Another way to look at it, is that if your voltage drop is calculated to be more than about 20 volts at 50 amps (assuming 115 volts at the outlet in your home or campground, that gives you 95 volts during A/C startup), you're likely to have problems. Solving for the length limitation (ask if you want to see all the math), here's what we get for cord lengths (actual wire lengths are double this):

10 gauge ... 200 feet
8 gauge ... 320 feet
6 gauge ... 500 feet
4 gauge ... 830 feet

Now, those are absolute maximums that will take you right down to 95 volts during A/C startup, which I don't recommend, but it gives you some idea where the edge of the cliff is.

If we stick to the NEC's 1% drop at the branch circuit, that's 1.15 volts, and if we assume that you're running the AC and some other loads for a total of 25 amps, we get these extension cord lengths:

10 gauge ... 23 feet
8 gauge ... 37 feet
6 gauge ... 57 feet
4 gauge ... 95 feet
2 gauge ... 147 feet
1 gauge ... 185 feet

That's pretty conservative but it gives you some idea. If you double the lengths, the voltage drop doubles, if you triple them, it triples, and so on, so you can get a pretty good idea of how much loss you would be getting with various cord configurations.

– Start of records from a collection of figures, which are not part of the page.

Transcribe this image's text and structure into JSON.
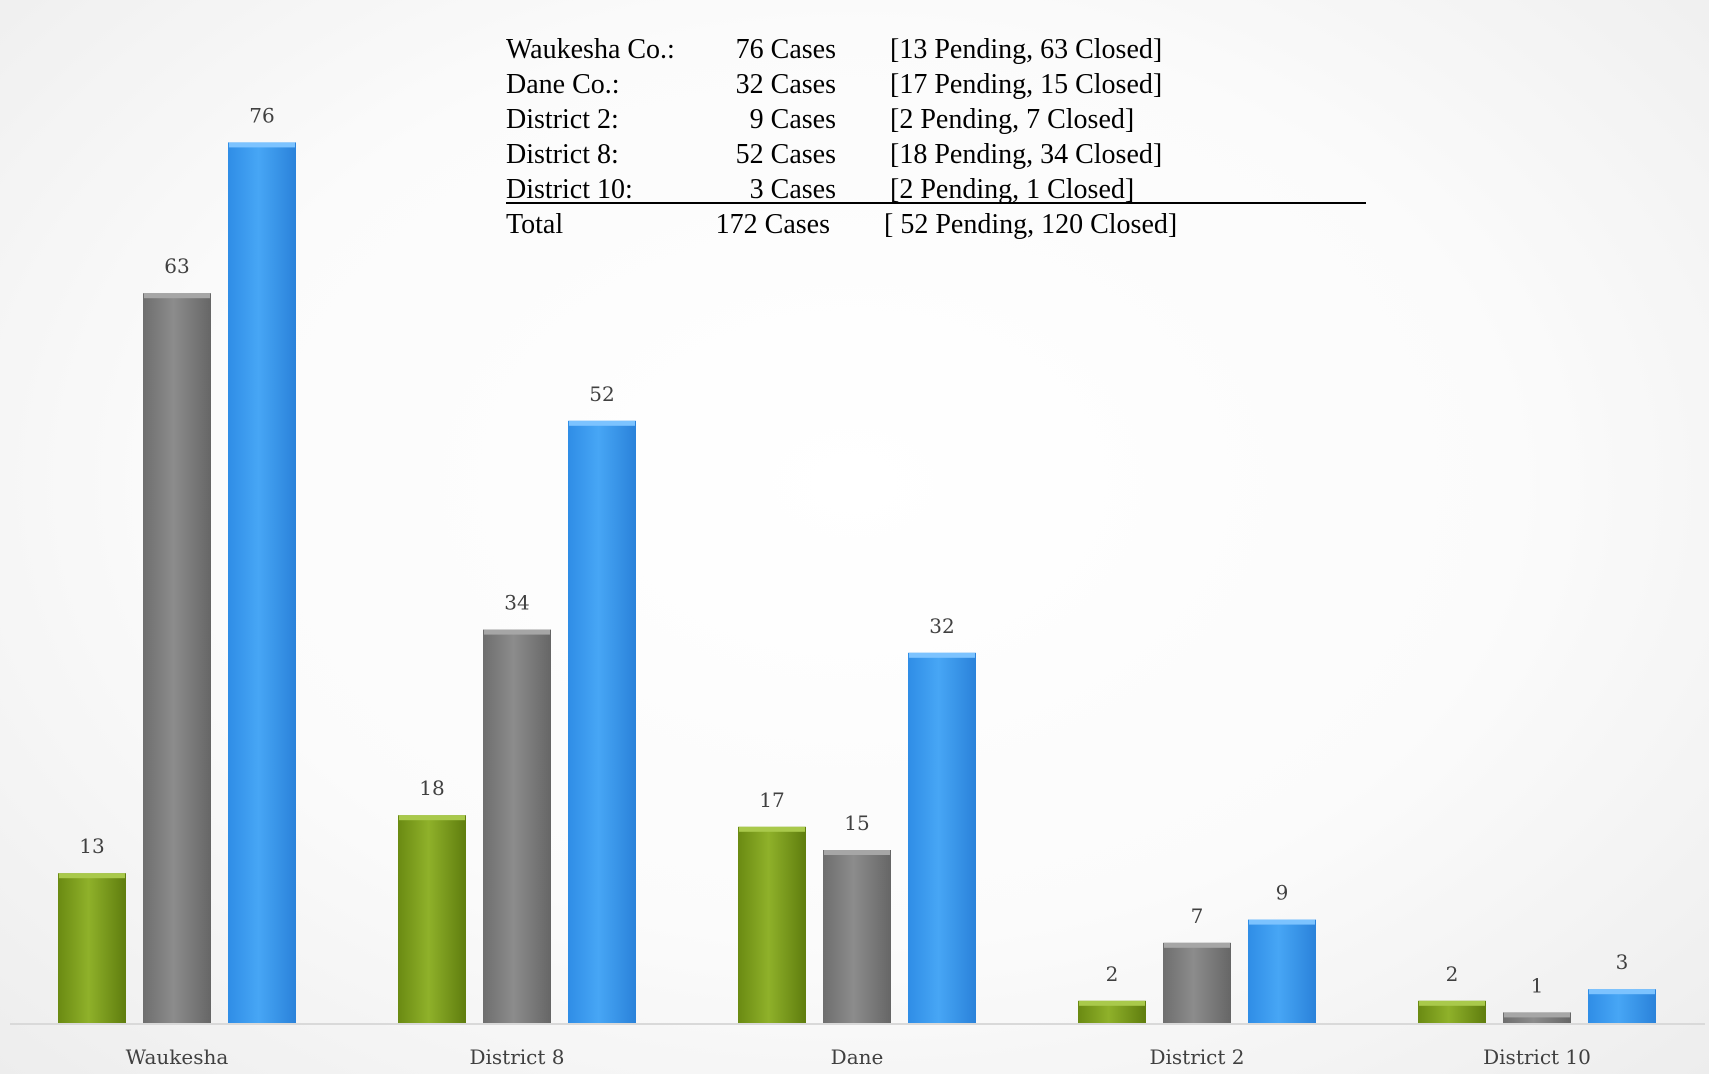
{
  "chart_data": {
    "type": "bar",
    "categories": [
      "Waukesha",
      "District 8",
      "Dane",
      "District 2",
      "District 10"
    ],
    "series": [
      {
        "values": [
          13,
          18,
          17,
          2,
          2
        ],
        "color": "#7a9a1e"
      },
      {
        "values": [
          63,
          34,
          15,
          7,
          1
        ],
        "color": "#7f7f7f"
      },
      {
        "values": [
          76,
          52,
          32,
          9,
          3
        ],
        "color": "#3d9bef"
      }
    ],
    "ylim": [
      0,
      80
    ],
    "grid": false,
    "legend": "none"
  },
  "summary": {
    "rows": [
      {
        "name": "Waukesha Co.:",
        "cases": "76 Cases",
        "detail": "[13 Pending, 63 Closed]"
      },
      {
        "name": "Dane Co.:",
        "cases": "32 Cases",
        "detail": "[17 Pending, 15 Closed]"
      },
      {
        "name": "District 2:",
        "cases": "9  Cases",
        "detail": "[2 Pending, 7 Closed]"
      },
      {
        "name": "District 8:",
        "cases": "52  Cases",
        "detail": "[18 Pending, 34 Closed]"
      },
      {
        "name": "District 10:",
        "cases": "3 Cases",
        "detail": "[2 Pending, 1 Closed]"
      }
    ],
    "total": {
      "name": "Total",
      "cases": "172 Cases",
      "detail": "[ 52 Pending, 120 Closed]"
    }
  }
}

One of the benefits of 240V setups is that the voltage drop is less of a problem. With a balanced load, there's no current in the neutral, so if everything's set up right (meaning, that the load is perfectly balanced between the two legs), you can go twice as far with the same sized conductors. With RV power, 240V setups are fused or breakered at 50A so you have to use 6 gauge wire or larger.

At higher currents the performance of the terminals and connectors can also become limiting. I see a lot of half-melted extension cord ends, either because the plug wasn't crimped properly at the factory, or because of corrosion or loss of spring pressure in the contacts as they wear. Contact grease helps up to a point but once there starts to be a problem it's time to think in terms of replacing the ends.